Five of his co-workers also complained of headaches and stiff
necks, and some of them also took ibuprofen with relief. He
returned to the work site the following day and cut galvanized
steel conduit-containing copper wires. Blue smoke was released
after the conduit was cut, and he became dyspnoeic. He was also
coughing and complained of throat irritation and a metallic
taste in his mouth and had to suspend his welding for 1 h. After
finishing his work, his symptoms progressed to diffuse myalgias,
headache, neck stiffness and difficulty in breathing. On the
way home from his work site, he developed orthopnoea. These
symptoms worsened significantly, which prompted him to seek
medical attention.
On evaluation, he was found to be febrile (38.5°C), tachycardic (114 beats/min) and tachypnoeic (28 breaths/min). Neck rigidity was present. Chest radiography was clear. A lumbar puncture was performed and showed only a mild lymphocytic pleocytosis. Arterial blood gas on room air was pH 7.39, PaCO2 45 mmHg and PaO2 76 mmHg. He was diagnosed with aseptic meningitis and admitted to the hospital for further evaluation and intravenous antibiotic therapy. Computed tomography (CT) of the chest revealed a left lower lobe infiltrate with several nodular densities.

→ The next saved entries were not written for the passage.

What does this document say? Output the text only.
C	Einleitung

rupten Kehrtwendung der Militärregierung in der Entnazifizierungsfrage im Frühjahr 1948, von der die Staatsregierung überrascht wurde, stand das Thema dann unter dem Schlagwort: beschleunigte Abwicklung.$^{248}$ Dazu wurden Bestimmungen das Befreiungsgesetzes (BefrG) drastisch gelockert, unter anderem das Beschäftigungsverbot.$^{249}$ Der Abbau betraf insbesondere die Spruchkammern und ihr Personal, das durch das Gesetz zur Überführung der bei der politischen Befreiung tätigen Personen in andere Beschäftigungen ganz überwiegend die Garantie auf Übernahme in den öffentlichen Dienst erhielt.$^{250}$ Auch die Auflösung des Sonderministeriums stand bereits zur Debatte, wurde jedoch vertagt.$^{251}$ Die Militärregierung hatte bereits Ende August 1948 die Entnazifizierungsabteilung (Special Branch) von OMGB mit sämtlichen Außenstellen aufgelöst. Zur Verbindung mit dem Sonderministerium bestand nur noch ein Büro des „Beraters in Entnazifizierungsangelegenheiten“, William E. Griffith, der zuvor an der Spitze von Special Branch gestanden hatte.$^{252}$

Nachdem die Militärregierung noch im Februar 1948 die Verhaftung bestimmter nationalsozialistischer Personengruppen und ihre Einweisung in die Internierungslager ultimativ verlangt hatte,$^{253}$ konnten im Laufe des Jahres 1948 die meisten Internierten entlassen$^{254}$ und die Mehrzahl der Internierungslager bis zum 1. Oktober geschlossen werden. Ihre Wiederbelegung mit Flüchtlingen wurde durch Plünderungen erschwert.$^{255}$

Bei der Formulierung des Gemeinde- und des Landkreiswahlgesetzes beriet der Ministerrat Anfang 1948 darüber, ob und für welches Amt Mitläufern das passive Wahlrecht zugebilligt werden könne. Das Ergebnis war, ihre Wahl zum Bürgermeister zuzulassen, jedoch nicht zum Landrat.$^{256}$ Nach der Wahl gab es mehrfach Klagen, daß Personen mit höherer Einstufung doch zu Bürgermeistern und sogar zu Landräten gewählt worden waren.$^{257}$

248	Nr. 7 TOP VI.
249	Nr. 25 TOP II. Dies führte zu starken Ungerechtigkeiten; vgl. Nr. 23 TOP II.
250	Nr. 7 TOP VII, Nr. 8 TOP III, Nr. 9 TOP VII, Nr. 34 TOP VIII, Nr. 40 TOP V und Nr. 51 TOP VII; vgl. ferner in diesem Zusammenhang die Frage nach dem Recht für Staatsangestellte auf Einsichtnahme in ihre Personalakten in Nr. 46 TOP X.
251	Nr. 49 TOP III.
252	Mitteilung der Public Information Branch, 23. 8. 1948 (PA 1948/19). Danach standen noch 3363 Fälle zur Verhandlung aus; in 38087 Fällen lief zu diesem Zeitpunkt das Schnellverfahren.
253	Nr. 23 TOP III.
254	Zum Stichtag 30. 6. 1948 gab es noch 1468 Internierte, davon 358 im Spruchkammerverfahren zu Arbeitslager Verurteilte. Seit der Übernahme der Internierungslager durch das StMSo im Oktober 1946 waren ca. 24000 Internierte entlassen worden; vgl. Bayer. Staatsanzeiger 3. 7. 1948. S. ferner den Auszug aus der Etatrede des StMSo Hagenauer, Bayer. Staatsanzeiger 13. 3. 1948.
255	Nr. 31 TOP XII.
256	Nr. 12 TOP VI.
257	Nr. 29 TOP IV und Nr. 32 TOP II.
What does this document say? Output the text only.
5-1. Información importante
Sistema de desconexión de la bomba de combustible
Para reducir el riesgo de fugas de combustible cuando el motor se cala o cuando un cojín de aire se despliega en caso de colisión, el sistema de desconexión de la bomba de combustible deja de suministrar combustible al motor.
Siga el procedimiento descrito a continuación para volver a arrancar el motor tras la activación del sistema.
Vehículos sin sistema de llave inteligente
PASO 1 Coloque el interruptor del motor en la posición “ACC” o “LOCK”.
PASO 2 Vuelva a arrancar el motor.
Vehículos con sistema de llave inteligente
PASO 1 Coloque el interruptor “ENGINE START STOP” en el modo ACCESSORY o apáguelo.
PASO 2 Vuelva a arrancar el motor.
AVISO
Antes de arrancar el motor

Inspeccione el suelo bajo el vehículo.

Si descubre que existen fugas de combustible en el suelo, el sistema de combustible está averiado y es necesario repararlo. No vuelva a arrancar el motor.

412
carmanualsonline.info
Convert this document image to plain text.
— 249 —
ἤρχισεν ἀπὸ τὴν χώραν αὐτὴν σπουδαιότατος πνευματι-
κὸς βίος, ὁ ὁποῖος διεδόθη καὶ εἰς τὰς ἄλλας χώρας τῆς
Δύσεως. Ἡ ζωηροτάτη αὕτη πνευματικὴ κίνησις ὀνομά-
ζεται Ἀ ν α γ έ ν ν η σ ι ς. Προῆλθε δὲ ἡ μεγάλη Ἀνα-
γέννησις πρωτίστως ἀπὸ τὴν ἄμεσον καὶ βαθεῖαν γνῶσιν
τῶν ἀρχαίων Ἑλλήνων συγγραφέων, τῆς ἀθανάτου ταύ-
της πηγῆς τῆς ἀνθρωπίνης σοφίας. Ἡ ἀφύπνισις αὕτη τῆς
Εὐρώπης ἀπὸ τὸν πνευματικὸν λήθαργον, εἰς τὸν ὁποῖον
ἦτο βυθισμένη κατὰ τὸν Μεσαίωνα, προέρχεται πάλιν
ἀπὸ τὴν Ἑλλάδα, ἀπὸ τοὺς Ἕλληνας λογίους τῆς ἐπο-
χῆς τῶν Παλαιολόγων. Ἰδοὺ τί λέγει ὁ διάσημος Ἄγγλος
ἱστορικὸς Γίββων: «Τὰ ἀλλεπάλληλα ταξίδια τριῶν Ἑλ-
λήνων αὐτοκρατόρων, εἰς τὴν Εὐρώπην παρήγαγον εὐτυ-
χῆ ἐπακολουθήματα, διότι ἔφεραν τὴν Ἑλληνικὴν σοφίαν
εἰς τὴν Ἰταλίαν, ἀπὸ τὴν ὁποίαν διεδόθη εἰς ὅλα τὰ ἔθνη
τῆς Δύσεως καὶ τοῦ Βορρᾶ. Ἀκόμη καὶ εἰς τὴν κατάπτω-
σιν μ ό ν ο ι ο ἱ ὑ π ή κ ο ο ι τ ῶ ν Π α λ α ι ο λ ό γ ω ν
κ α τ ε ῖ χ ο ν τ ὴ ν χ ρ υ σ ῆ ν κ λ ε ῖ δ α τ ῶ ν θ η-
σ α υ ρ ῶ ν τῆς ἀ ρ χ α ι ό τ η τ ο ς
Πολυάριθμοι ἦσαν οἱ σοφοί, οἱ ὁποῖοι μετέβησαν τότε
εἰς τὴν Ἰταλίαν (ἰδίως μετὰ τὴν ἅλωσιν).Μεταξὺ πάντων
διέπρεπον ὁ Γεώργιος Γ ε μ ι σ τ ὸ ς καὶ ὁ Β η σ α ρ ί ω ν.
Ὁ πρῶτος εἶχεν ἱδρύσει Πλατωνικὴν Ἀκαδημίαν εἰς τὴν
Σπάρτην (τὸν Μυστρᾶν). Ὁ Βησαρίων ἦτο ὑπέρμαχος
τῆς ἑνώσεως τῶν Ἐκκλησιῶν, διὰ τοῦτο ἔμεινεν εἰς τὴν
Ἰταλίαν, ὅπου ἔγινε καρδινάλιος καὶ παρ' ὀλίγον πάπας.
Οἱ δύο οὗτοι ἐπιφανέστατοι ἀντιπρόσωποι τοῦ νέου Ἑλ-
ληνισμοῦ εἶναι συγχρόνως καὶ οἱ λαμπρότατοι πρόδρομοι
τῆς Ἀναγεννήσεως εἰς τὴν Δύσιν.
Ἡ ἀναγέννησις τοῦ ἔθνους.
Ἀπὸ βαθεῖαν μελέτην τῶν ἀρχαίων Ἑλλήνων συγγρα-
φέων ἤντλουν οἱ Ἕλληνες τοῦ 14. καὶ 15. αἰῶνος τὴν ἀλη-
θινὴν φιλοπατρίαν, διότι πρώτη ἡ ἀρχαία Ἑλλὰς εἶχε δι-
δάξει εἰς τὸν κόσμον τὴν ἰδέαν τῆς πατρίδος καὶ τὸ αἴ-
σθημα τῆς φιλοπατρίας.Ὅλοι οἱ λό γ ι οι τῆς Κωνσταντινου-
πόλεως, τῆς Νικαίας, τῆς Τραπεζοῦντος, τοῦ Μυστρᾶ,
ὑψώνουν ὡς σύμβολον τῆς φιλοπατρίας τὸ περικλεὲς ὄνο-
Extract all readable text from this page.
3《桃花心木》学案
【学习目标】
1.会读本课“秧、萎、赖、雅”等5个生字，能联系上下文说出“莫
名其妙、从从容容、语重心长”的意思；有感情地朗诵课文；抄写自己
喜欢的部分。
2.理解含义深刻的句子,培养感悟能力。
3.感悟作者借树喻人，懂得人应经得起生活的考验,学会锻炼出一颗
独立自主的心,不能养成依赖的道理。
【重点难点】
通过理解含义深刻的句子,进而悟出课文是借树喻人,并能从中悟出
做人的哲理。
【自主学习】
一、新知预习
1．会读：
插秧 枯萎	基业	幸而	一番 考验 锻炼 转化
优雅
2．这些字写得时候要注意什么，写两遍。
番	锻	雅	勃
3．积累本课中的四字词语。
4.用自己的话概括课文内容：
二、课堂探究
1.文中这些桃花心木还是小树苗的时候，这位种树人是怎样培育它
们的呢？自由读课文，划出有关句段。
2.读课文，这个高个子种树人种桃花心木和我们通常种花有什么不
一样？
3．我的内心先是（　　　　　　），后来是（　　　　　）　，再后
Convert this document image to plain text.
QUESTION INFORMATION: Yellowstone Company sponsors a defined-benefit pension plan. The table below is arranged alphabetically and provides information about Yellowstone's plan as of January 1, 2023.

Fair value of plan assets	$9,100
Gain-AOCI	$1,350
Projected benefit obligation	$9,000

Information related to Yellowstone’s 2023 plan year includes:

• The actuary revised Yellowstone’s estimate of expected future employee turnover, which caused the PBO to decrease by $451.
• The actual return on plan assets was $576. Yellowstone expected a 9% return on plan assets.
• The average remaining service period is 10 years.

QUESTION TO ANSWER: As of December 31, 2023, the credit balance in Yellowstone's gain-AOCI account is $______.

Transthoracic echocardiography revealed a small pericardial effusion. His symptoms and oxygenation worsened despite this therapy, and he was transferred to our institution for further work up and management. Upon arrival at our intensive care unit, the patient was complaining of an intense, sharp, anterior pleuritic chest pain. He was afebrile but very tachycardic (>150 beats/min) and tachypneic (30–40 breaths/min). On 100% FIO2 administered via reservoir mask, his oxygen saturation was 92%. Physical examination revealed neck rigidity, maxillary sinus tenderness, coarse breath sounds with crackles bilaterally and a pericardial friction rub. Laboratory examination demonstrated a mild leukocytosis (10.2 thousand/µl), erythrocyte sedimentation rate of 56 mm/h, and lactate dehydrogenase of 561 U/l. Arterial blood gas on 100% FIO2 revealed a pH of 7.47, pCO2 of 28 mmHg and pO2 of 55 mmHg. Anti-nuclear antibody, influenza A/B antigen, urinary Histoplasma antigen, HIV antibody and double-stranded DNA antibody were all negative. CT of the chest was repeated, and it showed development of bilateral consolidations, bilateral pleural effusions and an enlarged heart with a large pericardial effusion (Figure 1). Transthoracic echocardiography confirmed the presence of a large, free-flowing pericardial effusion. Blood, urine, sputum and viral cultures were taken, and the patient was started on intravenous broad-spectrum antibiotics, nebulized bronchodilators, intravenous diuretics and intravenous corticosteroids.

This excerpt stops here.